A durable reopening of the Strait, even for 60 days, would provide meaningful relief to energy markets and reduce one of the primary upward pressures on oil prices that have been weighing on global growth projections. The economic case for the initial deal is therefore strong from a purely financial perspective, which explains why the Trump administration is prepared to accept the political friction with Israel in order to secure it.

The complication is that a 60-day reopening followed by a failed second phase, in which Iran refuses to move on the nuclear question, would leave the situation worse than before. Markets that have adjusted to a post-deal environment would face a second shock. Israel, which accepted the initial deal under Trump’s assurances, would be in a politically difficult position. And Iran, which will have used the 60 days to regroup, would re-enter the conflict from a stronger position.

Trump’s assurance to Netanyahu is therefore not simply a diplomatic courtesy. It is a statement about what the second phase of negotiations must deliver if the overall diplomatic framework is to be sustainable. Whether those assurances hold under the pressure of actual negotiations with Tehran remains the central question in one of the most consequential diplomatic exercises of the current era.

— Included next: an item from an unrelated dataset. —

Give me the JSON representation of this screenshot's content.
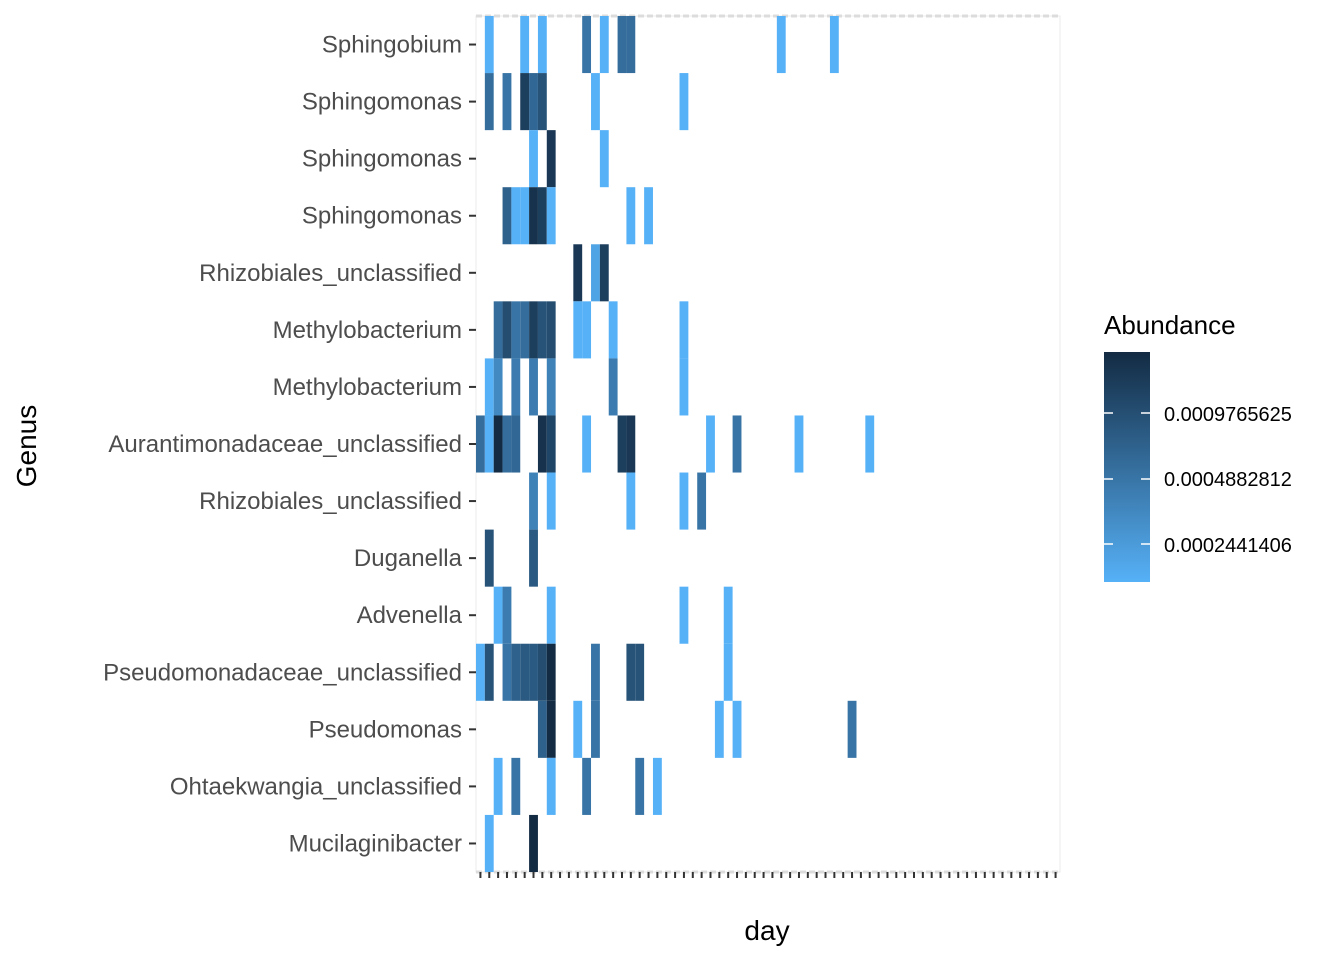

What did Trump tell Netanyahu about the Iran deal? According to a senior Israeli official cited by the Times of Israel, Trump assured Netanyahu in a phone call that the United States will not sign a final Iran agreement without Iran fully dismantling its nuclear program and removing all enriched uranium from its territory.
What does the initial US-Iran deal include? The initial deal involves a 60-day extension of the existing ceasefire and the reopening of the Strait of Hormuz to international shipping. It does not require Iran to export its stockpile of highly enriched uranium, which is deferred to second-phase negotiations.
Why is Israel concerned about the Iran nuclear deal? Israel fears that deferring the nuclear question to a second phase leaves Iran's enriched uranium stockpile, estimated at near-weapons-grade levels, intact and in Iranian hands during the negotiating period, creating an existential risk and potential for bad-faith negotiations.
Why is removal of enriched uranium Iran's key sticking point? Iran views its enriched uranium stockpile as a core strategic asset. Tehran has insisted that nuclear-related discussions require a comprehensive settlement addressing its security concerns and sanctions relief, not a phased surrender of its most valuable leverage.
How do financial markets relate to the Iran deal negotiations? The Strait of Hormuz carries approximately 20 percent of global oil and LNG trade. Its reopening as part of the initial deal would provide significant relief to energy prices and reduce inflationary pressure that has been weighing on central bank decisions worldwide.
Is Netanyahu participating in the US-Iran negotiations? Israel has reportedly been largely frozen out of the bilateral US-Iran talks, which are being conducted directly between Washington and Tehran without formal Israeli participation at the table.